Ask The Advice Pedaler: Etiquette for the Conscientious Cyclist

Dear Advice Pedaler: Can you give me the name and address of the writer of the letter in your last column? I think we'd have a lot in common and I'd like to ask her out on a date. -Single Cyclist

Dear Advice Pedaler: Can you help me find the cute guy I met at Critical Mass last month? We rode for a couple of blocks together but then I lost him around Van Ness. He had a really nice cruiser with front and rear lights, and was wearing a helmet. -I'm Single, Too

Dear Single and Single Too: The Advice Pedaler regrets that she cannot pass personal information on for her readers. However, perhaps you have learned from the experience that cycling is an excellent way to meet sexy, like-minded people. The Advice Pedaler recommends that the next time you see a cyclist you're interested in, you use her patented, failure-proof opening line-"Hi!" Oh, and don't miss the SFBC's Love on Wheels Dating Game & Valentine's Day Party!

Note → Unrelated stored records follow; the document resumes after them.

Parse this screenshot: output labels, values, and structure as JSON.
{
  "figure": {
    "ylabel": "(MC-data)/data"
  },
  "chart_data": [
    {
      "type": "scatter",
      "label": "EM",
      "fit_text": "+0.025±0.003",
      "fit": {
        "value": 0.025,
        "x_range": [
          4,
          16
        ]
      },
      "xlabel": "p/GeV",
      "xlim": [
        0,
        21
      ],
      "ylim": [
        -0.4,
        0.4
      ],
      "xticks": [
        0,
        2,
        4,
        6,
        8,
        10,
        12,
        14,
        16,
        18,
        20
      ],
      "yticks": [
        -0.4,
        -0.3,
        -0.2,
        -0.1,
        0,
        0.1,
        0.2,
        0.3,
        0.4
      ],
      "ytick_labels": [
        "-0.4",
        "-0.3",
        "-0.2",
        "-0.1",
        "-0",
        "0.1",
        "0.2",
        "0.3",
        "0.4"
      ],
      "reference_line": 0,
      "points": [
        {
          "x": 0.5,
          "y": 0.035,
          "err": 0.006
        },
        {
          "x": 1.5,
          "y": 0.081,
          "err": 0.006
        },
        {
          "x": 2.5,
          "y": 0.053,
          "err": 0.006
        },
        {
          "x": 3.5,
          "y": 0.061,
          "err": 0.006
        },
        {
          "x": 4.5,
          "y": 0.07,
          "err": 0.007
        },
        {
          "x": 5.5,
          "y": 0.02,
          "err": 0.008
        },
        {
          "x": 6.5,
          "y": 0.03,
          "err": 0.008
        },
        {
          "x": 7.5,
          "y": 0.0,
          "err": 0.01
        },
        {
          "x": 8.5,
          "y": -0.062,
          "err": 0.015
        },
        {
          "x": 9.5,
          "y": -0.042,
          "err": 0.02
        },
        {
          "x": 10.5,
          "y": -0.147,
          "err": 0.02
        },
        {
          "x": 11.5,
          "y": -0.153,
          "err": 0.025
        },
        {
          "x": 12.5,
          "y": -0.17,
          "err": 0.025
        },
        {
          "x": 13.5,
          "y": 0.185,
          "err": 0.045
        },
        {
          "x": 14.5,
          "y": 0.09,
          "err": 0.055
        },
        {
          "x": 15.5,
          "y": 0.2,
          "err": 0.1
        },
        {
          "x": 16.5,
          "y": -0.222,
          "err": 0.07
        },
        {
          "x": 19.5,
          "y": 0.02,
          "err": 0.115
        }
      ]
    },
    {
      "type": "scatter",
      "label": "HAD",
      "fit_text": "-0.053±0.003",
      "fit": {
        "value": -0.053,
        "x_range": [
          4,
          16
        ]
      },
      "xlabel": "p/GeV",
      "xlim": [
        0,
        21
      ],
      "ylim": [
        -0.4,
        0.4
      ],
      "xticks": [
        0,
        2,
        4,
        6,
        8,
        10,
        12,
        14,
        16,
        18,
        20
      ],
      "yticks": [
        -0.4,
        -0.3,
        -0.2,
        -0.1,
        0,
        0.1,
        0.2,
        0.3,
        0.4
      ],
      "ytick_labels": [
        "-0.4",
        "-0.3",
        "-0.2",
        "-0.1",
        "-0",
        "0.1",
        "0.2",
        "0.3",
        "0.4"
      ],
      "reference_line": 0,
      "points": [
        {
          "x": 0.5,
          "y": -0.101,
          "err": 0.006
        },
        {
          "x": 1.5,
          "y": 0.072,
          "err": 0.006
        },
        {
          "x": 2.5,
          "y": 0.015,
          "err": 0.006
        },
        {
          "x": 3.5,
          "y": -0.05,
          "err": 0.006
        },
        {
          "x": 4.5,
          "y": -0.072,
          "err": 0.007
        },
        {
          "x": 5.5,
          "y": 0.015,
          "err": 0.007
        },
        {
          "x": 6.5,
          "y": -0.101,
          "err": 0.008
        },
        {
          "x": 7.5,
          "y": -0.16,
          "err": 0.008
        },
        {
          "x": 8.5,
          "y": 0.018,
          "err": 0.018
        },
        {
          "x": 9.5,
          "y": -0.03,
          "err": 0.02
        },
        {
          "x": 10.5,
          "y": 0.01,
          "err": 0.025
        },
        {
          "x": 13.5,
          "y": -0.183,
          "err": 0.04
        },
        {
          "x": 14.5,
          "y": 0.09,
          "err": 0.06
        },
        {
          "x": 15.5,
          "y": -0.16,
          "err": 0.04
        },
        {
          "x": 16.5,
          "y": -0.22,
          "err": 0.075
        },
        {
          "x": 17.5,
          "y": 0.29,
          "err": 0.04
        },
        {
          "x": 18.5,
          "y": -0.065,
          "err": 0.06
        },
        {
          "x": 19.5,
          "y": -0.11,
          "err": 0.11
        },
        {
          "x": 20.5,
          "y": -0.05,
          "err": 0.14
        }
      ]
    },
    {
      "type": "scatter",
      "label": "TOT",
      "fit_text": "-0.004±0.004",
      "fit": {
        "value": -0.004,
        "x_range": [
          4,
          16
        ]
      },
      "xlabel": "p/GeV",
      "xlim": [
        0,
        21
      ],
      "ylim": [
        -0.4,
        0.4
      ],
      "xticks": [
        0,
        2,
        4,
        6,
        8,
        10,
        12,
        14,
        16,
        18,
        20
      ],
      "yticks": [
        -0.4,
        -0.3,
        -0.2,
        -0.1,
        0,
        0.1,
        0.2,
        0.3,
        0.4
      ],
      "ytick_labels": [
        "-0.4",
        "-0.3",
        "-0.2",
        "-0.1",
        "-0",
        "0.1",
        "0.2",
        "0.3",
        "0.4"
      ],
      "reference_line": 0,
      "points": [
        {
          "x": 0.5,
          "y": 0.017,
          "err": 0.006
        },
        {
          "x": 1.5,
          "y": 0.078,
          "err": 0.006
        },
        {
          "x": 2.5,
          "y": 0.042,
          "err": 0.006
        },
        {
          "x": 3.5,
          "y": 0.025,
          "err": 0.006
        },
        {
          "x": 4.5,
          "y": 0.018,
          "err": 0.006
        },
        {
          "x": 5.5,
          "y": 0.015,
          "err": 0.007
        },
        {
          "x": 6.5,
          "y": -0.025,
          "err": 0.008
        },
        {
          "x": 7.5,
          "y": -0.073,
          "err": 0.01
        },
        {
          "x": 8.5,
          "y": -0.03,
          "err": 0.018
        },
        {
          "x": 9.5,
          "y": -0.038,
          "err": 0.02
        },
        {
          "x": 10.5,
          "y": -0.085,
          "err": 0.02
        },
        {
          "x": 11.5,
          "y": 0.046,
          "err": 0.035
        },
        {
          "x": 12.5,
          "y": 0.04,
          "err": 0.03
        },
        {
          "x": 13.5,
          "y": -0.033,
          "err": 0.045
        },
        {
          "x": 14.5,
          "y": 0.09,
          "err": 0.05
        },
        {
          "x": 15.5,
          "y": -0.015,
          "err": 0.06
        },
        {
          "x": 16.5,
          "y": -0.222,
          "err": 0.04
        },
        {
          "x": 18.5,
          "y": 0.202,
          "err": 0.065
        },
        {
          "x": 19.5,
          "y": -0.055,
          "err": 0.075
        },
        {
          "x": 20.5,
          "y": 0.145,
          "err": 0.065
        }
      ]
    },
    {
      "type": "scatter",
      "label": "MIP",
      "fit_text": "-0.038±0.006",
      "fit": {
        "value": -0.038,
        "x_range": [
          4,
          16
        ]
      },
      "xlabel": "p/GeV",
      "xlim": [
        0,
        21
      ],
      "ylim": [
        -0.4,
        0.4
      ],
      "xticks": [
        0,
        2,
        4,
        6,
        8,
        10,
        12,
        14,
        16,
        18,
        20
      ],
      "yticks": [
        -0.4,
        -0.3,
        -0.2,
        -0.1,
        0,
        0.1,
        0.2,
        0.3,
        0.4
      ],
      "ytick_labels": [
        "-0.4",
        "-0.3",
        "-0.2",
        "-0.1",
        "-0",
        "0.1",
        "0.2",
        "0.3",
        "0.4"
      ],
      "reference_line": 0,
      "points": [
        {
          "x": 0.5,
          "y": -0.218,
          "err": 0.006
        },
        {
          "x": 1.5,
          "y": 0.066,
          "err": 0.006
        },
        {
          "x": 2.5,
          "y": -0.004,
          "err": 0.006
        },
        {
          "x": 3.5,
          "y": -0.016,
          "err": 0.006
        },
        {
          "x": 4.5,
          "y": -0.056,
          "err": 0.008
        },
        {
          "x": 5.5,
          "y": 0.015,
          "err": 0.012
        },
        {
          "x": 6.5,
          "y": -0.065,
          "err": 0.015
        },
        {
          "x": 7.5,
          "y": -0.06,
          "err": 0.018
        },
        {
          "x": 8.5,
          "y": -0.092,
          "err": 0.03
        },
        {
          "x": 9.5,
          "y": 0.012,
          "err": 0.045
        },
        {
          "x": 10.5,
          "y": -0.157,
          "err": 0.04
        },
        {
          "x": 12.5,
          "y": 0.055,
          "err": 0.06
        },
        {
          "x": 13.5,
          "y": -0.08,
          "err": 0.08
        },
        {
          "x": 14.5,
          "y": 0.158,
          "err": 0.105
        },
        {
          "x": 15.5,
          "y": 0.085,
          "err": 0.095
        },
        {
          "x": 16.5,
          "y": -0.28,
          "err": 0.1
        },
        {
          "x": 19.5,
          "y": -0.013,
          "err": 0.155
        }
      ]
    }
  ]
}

Dear Advice Pedaler: I got to a four-way stop just after a car coming from my right had reached the intersection. I did a track stand and waited so the car could go first. But the car waited for me. But I thought he had the right of way so I waited. Finally I lost my balance and fell over. I had to go buy a box of Band–Aids. Can I make the driver pay for them? -Bruised

Dear Bruised: In such situations, motorists think that anyone on a bike has forward momentum. A cautious motorist will often let a moving cyclist go first. Therefore, it's helpful to make the international sign of the stopped bicyclist by placing one foot on the ground. Sometimes this even needs to be followed by the international signal meaning "you go first," which is indicated by motioning with your hand.

Dear Advice Pedaler: I often see bikes that are improperly locked. For example, I saw a bike with a U-lock going through the spokes of the front tire, around the front forks, and through the spokes of the front tire again (which had quick release hubs). I have seen this on many occasions. What should I do (besides stealing it or laughing my ass off)? -Lock Master

Dear Master: The Advice Pedaler always has a clean hankie in her pocket for these situations, since she can't help but cry when she sees a bike locked as you described. The hankie also comes in handy when comforting the owner who returns only to find a wheel.

Wake up city cyclists! You must lock up your bike really well in San Francisco, even in your own garage! For starters, use a quality U-lock and fill the space in the U so no one can get U-lock cutting tools inside it. You must at least lock the frame and rear wheel inside the U. If you don't remove the front wheel and squeeze it into the U also, then use a cable to secure the front wheel. In San Francisco it is NEVER safe to lock your bike up with a cable alone. Cables should only be used to lock parts (such as wheels and seats) to the U-lock.

All U-locks are not equal. Kryptonite locks come in different grades: the cheapest ($20) model can be easily snapped apart with simple tools. The more expensive models ($25-$80) are made of better materials as the price goes up and have more secure locking mechanisms. The more money you spend on a lock and the more time you take to lock up your bike, the safer your bike will be! The new free Safe Bicycling in San Francisco guide (see article) has excellent pictures showing how to lock up your bike and what to lock it to.